By 1962, Tufts President Nils Y. Wessell decided that the university should re-evaluate its practice of granting such strictly professional degrees as were given to CSS graduates. A firm believer in liberal arts education, he stated in a February 1963 memorandum entitled "The Academic Aims of Tufts University as They Relate to the College of Special Studies" that students of the affiliates should meet the Bachelor's degree requirements met by students at Jackson College, the College of Liberal Arts, and the College of Engineering. A concentration in a professional area would take place in the fifth year, and lead to a Master's degree. The affiliates were given the choice to merge with Tufts or disaffiliate.

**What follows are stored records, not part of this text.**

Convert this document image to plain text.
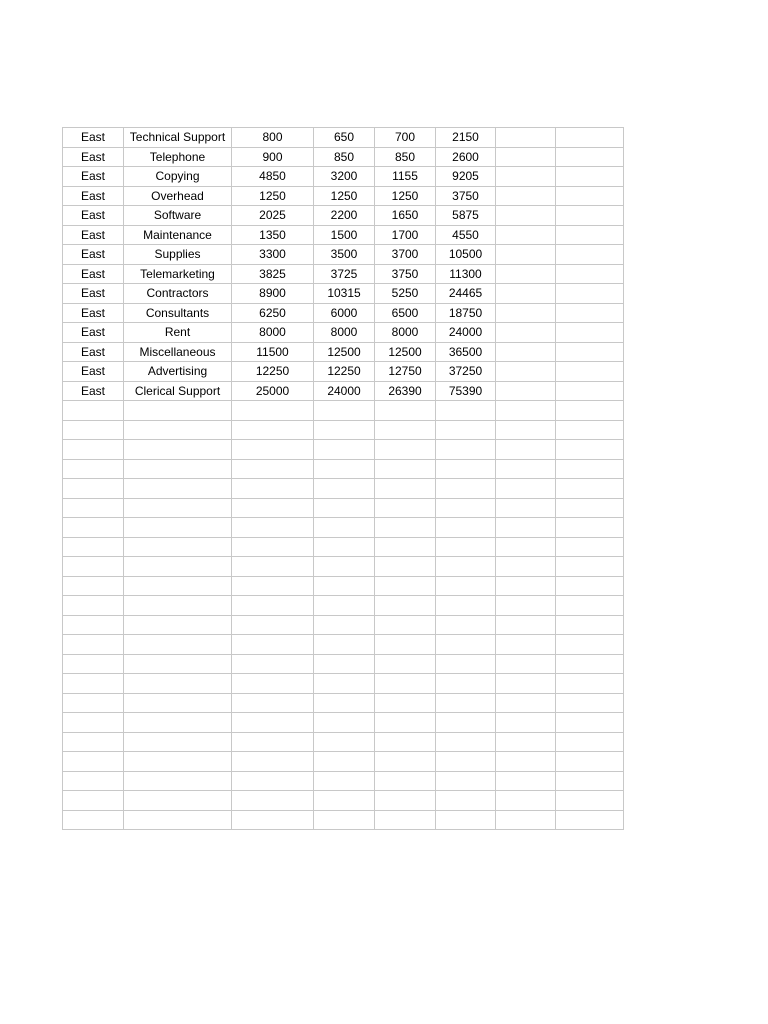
East	Technical Support	800	650	700	2150		
East	Telephone	900	850	850	2600		
East	Copying	4850	3200	1155	9205		
East	Overhead	1250	1250	1250	3750		
East	Software	2025	2200	1650	5875		
East	Maintenance	1350	1500	1700	4550		
East	Supplies	3300	3500	3700	10500		
East	Telemarketing	3825	3725	3750	11300		
East	Contractors	8900	10315	5250	24465		
East	Consultants	6250	6000	6500	18750		
East	Rent	8000	8000	8000	24000		
East	Miscellaneous	11500	12500	12500	36500		
East	Advertising	12250	12250	12750	37250		
East	Clerical Support	25000	24000	26390	75390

As a result, Bouvÿ and Forsyth disaffiliated from Tufts. Eliot-Pearson became the Department of Child Study (later, Department of Child Development) in 1964. The BSOT had merged with the university in 1960 to become the Tufts-Boston School of Occupational Therapy (and would later become Tufts' Department of Occupational Therapy), but its program was offered through the CSS as late as 1977. The SMFA was able to continue on as an affiliate, and in 1979 instituted a five-year dual degree program with Tufts.
During the 1960s and 1970s, as the number of evening classes in the continuing education program dwindled, the CSS took on the administration of the university's study abroad programs. Kelley made frequent trips overseas to meet with administrators of local universities, seek out faculty, make arrangements for housing and classroom space, and coordinate transportation.

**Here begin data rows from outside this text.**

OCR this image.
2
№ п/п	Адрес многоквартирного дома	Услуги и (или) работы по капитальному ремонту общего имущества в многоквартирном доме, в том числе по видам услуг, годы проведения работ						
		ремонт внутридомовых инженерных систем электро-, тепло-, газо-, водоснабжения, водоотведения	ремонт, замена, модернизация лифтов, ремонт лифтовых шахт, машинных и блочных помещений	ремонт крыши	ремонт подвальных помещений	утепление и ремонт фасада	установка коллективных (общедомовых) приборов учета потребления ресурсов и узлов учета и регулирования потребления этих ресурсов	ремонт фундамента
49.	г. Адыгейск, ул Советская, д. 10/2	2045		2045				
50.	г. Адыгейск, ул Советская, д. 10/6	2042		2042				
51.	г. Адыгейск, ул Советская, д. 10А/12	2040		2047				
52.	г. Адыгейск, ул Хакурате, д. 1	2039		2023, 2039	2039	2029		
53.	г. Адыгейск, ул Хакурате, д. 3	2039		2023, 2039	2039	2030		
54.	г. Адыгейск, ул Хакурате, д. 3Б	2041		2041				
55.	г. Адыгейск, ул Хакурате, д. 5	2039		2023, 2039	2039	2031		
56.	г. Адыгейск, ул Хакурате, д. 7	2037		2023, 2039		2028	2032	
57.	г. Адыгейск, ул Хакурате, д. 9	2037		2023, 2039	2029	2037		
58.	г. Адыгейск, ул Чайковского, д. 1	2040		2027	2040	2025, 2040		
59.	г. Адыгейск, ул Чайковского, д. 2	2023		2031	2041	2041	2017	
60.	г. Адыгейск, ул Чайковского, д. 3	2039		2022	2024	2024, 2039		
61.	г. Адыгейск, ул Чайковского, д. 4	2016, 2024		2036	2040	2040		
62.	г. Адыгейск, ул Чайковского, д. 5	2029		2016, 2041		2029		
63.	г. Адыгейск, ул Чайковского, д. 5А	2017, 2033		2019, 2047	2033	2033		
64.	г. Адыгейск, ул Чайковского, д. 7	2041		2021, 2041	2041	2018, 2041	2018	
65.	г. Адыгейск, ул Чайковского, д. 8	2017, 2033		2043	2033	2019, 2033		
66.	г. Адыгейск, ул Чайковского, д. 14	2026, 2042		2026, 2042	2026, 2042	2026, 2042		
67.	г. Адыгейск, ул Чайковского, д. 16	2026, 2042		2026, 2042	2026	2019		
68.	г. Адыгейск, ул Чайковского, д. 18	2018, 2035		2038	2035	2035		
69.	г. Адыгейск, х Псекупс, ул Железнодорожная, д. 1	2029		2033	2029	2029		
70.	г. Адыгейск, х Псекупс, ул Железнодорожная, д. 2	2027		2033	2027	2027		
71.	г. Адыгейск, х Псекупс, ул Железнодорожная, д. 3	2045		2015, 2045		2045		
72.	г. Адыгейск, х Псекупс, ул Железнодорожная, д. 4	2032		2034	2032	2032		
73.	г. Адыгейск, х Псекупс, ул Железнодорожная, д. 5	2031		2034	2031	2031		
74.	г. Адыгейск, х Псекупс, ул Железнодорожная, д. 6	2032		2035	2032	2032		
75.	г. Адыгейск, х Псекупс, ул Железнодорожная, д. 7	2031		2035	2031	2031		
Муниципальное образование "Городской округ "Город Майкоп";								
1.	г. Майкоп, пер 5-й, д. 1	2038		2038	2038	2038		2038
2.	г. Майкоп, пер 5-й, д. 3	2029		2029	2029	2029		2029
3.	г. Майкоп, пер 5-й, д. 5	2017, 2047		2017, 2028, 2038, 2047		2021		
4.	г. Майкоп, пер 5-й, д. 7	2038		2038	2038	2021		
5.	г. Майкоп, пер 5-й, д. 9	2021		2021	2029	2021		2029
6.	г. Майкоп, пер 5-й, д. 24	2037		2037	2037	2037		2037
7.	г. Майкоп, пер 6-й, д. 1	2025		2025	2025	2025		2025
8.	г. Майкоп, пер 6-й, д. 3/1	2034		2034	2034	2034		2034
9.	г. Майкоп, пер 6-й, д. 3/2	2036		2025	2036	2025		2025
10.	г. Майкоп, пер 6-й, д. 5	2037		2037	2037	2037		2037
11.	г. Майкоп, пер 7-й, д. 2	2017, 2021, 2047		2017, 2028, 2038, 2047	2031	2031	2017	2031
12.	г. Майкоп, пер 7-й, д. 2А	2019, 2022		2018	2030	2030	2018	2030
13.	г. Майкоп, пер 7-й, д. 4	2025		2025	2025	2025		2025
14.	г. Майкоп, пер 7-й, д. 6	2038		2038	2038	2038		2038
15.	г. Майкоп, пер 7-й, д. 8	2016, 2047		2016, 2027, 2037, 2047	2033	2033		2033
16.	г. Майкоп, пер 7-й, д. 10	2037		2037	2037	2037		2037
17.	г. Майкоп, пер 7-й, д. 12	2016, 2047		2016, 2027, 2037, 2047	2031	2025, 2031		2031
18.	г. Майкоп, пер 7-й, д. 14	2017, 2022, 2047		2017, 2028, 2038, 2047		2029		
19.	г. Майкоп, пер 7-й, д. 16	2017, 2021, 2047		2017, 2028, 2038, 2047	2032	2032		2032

When Kelley left Special Studies to become Special Assistant to the President in 1977, the CSS was in a state of flux. Responsibility for the TU-BSOT had gone to the Dean of the Faculty of Arts and Sciences, and overseas programs were under review. The SMFA programs for B.F.A. and B.S. in Education degrees remained, as did the B.S. in Education for part-time students. The continuing education program was overseen by the assistant dean of Jackson.
Continuing education saw a resurgence during the 1980s under CSS director Bonnie Newman. In 1984 and 1985, the CSS published a newsletter aimed at Tufts faculty called Outlook on Continuing Education. It touted the advantages of teaching continuing education courses, and encouraged faculty members to come on board. Perhaps as a result of this effort, the CSS section of the annual Tufts Bulletin (which had barely mentioned continuing education for most of the decade) by 1987-1988 contained the statement that the CSS "sponsors a wide variety of continuing education programs focusing on both liberal arts and engineering."
In the spring of 1984, the CSS assumed responsibility for the Special Students Program, a non-matriculating, post-baccalaureate program for adult learners. Students could enroll in Tufts to prepare for further study or expand their knowledge of a particular field or discipline. By the 1991-1992 academic year it was called the Graduate Special Students and came under the heading of the Division of Professional and Continuing Studies (later, Office of Professional and Continuing Studies, then Office of Graduate and Professional Studies, and then Office of Graduate Studies). Graduate Special Students could earn advanced professional certificates in a variety of fields. The CSS also administered a post-baccalaureate pre-medical program for students with little or no science work in their undergraduate curriculum who are interested in pursuing graduate study in the health sciences.
As of 2011, the CSS administers the School of the Museum of Fine Arts affiliation, and its Office of Graduate Studies offers certificate programs and oversees the Graduate Career Advancement Program (GCAP), through which part-time students can attend undergraduate or graduate courses.